Had it turned out to be true, and the accounts were vindicated, it wouldn’t have made the collective media look any better. The larger problem would have remained, and the damage was already done. Making matters worse, many decided that this was an active malicious case of fraud, accusing Rose of bad intent, without any evidence, and then reporting that as fact. She told me she has received death threats and sexual harassment since her post. Her Twitter account has since been deleted.

Advertisement

Spokespeople from CNN and RCN finally released responses later Friday afternoon. “Regarding the reported incident involving CNN in Boston, RCN has no evidence this occurrence took place on the CNN feed,” Jeff Carlson, SVP and General Manager of RCN Boston told me. “We have not had any other reports of this incident other than this single customer’s tweet. Our review of network operations and our call center phone logs during the last evening show no indications that this impacted any other customer than the one single customer. Only a technical review of the individual’s equipment involved could ascertain how this might have occurred. We’ve confirmed that this one customer’s account is in proper working order.”

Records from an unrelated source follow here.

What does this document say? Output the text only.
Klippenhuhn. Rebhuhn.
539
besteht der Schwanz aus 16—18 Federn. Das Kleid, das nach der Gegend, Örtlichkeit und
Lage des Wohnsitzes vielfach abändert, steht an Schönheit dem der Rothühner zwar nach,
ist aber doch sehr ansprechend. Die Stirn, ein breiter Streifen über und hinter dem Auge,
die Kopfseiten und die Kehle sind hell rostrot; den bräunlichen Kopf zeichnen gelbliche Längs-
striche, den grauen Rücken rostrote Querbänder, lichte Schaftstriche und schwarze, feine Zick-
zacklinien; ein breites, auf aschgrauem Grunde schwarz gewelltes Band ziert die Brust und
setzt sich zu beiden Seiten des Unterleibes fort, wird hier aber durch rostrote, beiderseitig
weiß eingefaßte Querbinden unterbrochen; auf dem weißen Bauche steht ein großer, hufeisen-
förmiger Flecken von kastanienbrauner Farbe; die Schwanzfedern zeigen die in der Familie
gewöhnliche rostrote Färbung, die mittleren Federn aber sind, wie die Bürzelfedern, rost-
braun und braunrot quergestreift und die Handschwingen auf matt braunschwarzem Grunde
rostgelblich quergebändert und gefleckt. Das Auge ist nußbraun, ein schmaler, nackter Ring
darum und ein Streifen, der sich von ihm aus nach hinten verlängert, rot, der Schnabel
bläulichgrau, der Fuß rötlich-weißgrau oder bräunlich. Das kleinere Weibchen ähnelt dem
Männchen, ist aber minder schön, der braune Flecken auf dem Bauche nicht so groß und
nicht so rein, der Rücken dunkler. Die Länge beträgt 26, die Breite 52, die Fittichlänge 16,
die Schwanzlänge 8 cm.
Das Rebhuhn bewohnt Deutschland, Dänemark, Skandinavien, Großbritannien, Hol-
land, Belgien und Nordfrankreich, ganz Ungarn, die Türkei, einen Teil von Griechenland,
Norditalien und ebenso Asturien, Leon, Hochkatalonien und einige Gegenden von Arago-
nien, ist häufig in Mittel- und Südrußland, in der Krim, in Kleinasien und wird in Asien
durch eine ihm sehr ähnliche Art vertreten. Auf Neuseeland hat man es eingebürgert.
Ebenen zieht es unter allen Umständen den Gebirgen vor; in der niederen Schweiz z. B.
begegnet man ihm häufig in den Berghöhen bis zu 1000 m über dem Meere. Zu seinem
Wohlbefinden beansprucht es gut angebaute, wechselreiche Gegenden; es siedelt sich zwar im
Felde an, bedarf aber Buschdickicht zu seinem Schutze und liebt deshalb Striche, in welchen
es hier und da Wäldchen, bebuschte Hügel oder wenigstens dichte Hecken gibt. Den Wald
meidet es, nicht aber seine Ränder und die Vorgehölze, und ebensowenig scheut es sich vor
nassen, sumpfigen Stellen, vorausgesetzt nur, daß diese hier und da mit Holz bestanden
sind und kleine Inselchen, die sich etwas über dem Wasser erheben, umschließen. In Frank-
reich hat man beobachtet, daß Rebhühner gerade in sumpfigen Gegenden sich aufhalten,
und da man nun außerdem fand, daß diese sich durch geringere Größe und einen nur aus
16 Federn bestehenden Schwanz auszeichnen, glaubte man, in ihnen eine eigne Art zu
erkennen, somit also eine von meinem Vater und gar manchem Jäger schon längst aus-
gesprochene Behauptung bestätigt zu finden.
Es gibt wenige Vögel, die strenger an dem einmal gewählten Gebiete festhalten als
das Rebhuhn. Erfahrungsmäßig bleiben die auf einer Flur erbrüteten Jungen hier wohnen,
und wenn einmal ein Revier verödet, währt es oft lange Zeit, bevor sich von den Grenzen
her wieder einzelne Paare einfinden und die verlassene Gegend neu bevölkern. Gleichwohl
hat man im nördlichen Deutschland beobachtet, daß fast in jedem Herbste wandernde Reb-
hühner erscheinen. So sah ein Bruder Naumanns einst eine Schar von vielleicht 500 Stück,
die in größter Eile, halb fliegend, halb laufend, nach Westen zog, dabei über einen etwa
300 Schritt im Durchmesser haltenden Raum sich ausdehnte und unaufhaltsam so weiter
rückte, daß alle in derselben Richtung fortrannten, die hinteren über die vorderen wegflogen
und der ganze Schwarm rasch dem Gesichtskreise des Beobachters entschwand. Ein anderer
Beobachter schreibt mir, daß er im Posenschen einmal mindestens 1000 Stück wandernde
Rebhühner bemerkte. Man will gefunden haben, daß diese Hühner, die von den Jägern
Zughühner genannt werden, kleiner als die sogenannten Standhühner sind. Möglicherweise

“Despite media reports to the contrary, RCN assures us that there was no interruption of CNN’s programming in the Boston area last night,” CNN added.

And yet the story kept spreading. Australian readers woke to the story being featured on one of their largest outlets, in a post that has since been deleted without correction. La Nacion, one of Argentina’s leading publications, reported on the story, in a post that has yet to be corrected.

It’s a silly, frivolous story, to be sure, and nowhere as serious as the types of hoaxes we saw leading up to the election, many of which, cooked up by fake news farms for profit, were meant to discredit Hillary Clinton. But there are nonetheless real consequences for this type of thing. In comments directed at the Drudge Report tweet, many readers were delighting in the spectacle of CNN, itself a “fake news site” in their estimation, being brought low by the screw up. A fake news story was being used against the subject of the fake news.

This is the real danger of spreading news of a dubious origin. Not that we are subjected to specific falsehoods, but that it becomes such a regular occurrence, that readers no longer believe anything they read anymore. When all the news is tarnished as fake, there’s no one left to trust, besides, let’s say, an authoritative executive figure who also happens to constantly talk about how much the media lies. That’s how the president-elect of the United States can get away with himself sharing fake news — he now rivals Facebook for his reach in this matter — as he did Sunday night, when he tweeted out the baseless lie that there were millions of illegal votes in the election. That information seems to be based on a story posted on Info Wars, itself sourced from a single, extremely unreliable tweet from one random man. One tweet can do a lot of damage.

Saying “both sides do it” doesn’t come close to summarizing the issue here, but the mainstream media needs to reaffirm its commitment to doing better, especially now that we’ve seen the damage that can happen when people no longer trust it. Not just the hard news media — the Post and the New York Times and so on — but anyone who presses publish on a CMS system. Readers have proven that they’re desperate for anything that already confirms their world view. We shouldn’t let a lazy, underpaid editor at any remotely reputable news or entertainment site get a pass on further devaluing what’s supposed to be the last remaining check on a potentially disastrous president’s unfettered power. This isn’t anyone’s fault but our own. The Russians, as one current dispute theory goes, may or may not have bought us a round, but they certainly didn’t bring us to the bar.

“We all mess up every now and then — and that’s totally okay,” read the original lede on The Next Web’s post about the porn incident. “But someone is probably getting fired for this mistake.” No one is getting fired at CNN over this. Sadly, neither are any of the many dozens of writers who screwed this one up.